New CS proposal: API Security Cheat Sheet
What is the proposed Cheat Sheet about?
A comprehensive API Security Cheat Sheet that provides technology-agnostic security guidance for all types of APIs (REST, GraphQL, gRPC, WebSocket, etc.). This sheet would serve as a unified reference covering general API security principles, the OWASP API Security Top 10, and modern API security concerns while complementing existing technology-specific cheat sheets.
What security issues are commonly encountered related to this area?

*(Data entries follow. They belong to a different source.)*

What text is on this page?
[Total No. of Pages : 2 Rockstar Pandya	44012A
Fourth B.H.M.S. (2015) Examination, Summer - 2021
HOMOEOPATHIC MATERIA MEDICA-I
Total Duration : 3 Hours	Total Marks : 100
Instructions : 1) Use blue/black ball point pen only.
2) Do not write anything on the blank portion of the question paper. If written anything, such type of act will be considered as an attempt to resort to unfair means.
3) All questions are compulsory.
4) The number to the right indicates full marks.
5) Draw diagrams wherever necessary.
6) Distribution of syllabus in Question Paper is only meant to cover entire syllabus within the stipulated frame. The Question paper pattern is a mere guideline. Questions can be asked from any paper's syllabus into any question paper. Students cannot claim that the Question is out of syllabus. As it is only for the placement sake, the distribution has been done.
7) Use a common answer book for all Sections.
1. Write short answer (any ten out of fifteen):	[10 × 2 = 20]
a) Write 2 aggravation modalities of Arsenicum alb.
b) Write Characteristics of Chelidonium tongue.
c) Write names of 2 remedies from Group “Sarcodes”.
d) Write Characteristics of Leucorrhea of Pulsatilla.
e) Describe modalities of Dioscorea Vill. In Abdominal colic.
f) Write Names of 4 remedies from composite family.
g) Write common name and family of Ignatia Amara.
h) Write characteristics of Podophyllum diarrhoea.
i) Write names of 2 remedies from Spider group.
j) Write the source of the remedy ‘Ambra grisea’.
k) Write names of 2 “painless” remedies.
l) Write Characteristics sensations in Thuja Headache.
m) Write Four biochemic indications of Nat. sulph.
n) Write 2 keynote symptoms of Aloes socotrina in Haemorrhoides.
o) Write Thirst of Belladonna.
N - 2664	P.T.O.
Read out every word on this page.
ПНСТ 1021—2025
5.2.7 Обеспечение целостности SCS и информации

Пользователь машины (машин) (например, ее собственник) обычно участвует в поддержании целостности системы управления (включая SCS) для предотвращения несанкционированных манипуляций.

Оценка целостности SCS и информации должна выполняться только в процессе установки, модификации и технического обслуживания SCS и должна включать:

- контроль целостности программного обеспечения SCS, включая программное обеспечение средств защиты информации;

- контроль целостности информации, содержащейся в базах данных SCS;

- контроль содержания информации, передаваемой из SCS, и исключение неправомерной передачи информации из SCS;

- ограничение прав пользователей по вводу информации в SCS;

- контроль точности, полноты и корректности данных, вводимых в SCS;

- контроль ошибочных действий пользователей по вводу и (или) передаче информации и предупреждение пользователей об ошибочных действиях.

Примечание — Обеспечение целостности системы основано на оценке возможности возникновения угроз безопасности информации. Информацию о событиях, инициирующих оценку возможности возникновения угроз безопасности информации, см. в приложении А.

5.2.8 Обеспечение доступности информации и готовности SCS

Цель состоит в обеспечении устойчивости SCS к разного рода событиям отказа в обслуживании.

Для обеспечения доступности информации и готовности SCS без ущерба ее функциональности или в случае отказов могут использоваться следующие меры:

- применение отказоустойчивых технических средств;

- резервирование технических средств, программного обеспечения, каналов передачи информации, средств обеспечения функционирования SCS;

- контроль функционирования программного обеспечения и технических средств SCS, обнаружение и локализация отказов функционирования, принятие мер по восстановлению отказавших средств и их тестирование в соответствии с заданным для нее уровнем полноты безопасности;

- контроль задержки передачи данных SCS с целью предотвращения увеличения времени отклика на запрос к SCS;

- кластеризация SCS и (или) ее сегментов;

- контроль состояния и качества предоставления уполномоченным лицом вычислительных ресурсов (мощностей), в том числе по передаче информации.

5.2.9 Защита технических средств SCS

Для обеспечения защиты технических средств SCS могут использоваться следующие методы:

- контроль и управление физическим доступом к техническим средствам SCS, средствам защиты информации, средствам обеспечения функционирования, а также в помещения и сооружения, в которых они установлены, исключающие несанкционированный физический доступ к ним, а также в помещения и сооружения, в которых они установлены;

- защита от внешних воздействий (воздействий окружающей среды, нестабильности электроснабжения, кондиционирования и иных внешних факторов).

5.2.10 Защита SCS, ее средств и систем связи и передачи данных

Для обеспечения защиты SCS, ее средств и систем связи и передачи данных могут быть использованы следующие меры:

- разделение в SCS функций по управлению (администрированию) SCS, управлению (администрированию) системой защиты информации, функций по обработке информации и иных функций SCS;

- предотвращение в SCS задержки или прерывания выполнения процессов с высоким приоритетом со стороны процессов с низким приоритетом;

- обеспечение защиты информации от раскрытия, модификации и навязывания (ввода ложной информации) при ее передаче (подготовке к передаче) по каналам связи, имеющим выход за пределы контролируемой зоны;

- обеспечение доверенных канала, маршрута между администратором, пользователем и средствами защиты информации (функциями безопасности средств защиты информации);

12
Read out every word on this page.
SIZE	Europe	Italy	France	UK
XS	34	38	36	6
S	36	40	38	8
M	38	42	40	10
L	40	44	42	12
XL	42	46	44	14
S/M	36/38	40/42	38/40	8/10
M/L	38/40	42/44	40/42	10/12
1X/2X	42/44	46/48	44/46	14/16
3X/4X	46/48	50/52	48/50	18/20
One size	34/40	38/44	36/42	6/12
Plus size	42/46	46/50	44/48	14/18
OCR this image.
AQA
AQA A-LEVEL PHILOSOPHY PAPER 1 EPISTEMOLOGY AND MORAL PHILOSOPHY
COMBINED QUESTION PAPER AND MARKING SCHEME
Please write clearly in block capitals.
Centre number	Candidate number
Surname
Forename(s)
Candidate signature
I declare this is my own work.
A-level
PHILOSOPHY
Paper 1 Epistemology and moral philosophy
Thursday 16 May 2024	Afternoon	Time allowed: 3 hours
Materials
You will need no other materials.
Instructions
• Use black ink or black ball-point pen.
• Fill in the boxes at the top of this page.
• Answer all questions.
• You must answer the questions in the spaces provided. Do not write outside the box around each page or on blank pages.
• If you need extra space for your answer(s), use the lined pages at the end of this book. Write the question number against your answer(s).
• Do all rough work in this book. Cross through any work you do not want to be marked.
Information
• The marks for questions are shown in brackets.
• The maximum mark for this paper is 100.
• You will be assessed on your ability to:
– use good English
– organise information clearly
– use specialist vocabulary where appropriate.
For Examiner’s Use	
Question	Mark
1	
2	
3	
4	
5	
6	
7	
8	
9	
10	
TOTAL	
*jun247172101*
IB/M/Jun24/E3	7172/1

- OWASP API Security Top 10 vulnerabilities: Broken Object Level Authorization, Broken User Authentication, Excessive Data Exposure, Lack of Resources & Rate Limiting, Broken Function Level Authorization, Mass Assignment, Security Misconfiguration, Injection, Improper Assets Management, Insufficient Logging & Monitoring
- API Gateway security misconfigurations
- Inadequate API versioning security practices
- Insecure API documentation exposure
- Third-party API integration vulnerabilities
- Webhook security issues
- API composition and aggregation security flaws
- Microservices API communication security gaps
What is the objective of the Cheat Sheet?
- Provide a unified entry point for API security guidance across all API technologies
- Address the OWASP API Security Top 10 in a consolidated, actionable format
- Cover technology-agnostic security principles applicable to all API types
- Bridge gaps not covered by existing technology-specific sheets (WebSocket APIs, webhooks, API gateways)
- Serve as a quick reference for developers, security professionals, and architects
- Cross-reference existing detailed cheat sheets (REST, GraphQL, gRPC) for specific implementations
What other resources exist in this area?
Existing OWASP CheatSheetSeries coverage:
- REST Security Cheat Sheet (comprehensive REST-specific guidance)
- GraphQL Cheat Sheet (GraphQL-specific security)
- gRPC Security Cheat Sheet (gRPC-specific security)
- Web Service Security Cheat Sheet (SOAP-focused)
- OAuth2 Cheat Sheet (API authentication)
- JSON Web Token for Java Cheat Sheet (token-based auth)
Gap analysis:
- No unified API security reference covering all API types
- Missing OWASP API Security Top 10 consolidated guidance
- Limited coverage of modern API patterns (webhooks, API gateways, microservices)
External resources:
- OWASP API Security Top 10 (separate project)
- NIST SP 800-204 series on microservices security
- Various vendor-specific API security guides
Value proposition: This cheat sheet would complement, not duplicate existing resources by providing a high-level, cross-cutting view while referencing detailed technology-specific guidance already available in the project.
I worry about duplicated content (which you addressed) but I do like this idea. Especially if this cross-links to the other API Security Cheatsheets you mentioned. :)
@jmanico Thanks for the feedback. I’ll make sure the content stays focused and complements the existing API Security Cheat Sheets (REST, GraphQL, etc) with appropriate cross-links. Happy to take this on if you’re okay assigning me to the issue.
Great!
@jmanico Hi! I am a beginner in open source and interested in your project. How can I find you all in discord or other platforms for discussion?
@Raibipasha-24 We're in the OWASP Slack workspace (you can get an invite here) in the channel "#cheatsheets"
We are on the OWASP slack. But the best way to communicate with us is by opening issues here it GitHub. And if you submit PR's please make several small PR's as opposed to one large one.
Thankyou so much @szh , @jmanico . I've been trying to contribute, but as a beginner I'm seeing either all the good first issues already taken or am unable to find what other issues I can contribute to based on what i know. Could you please guide me?
Hi @Raibipasha-24 ! I recommend checking the CONTRIBUTING.md for guidelines on how to contribute effectively.
The maintainers are very welcoming and helpful, so don’t hesitate to reach out with any questions. Also, take some time to read through the existing cheat sheets thoroughly ;) this will help you identify areas for improvement and inspire your contributions.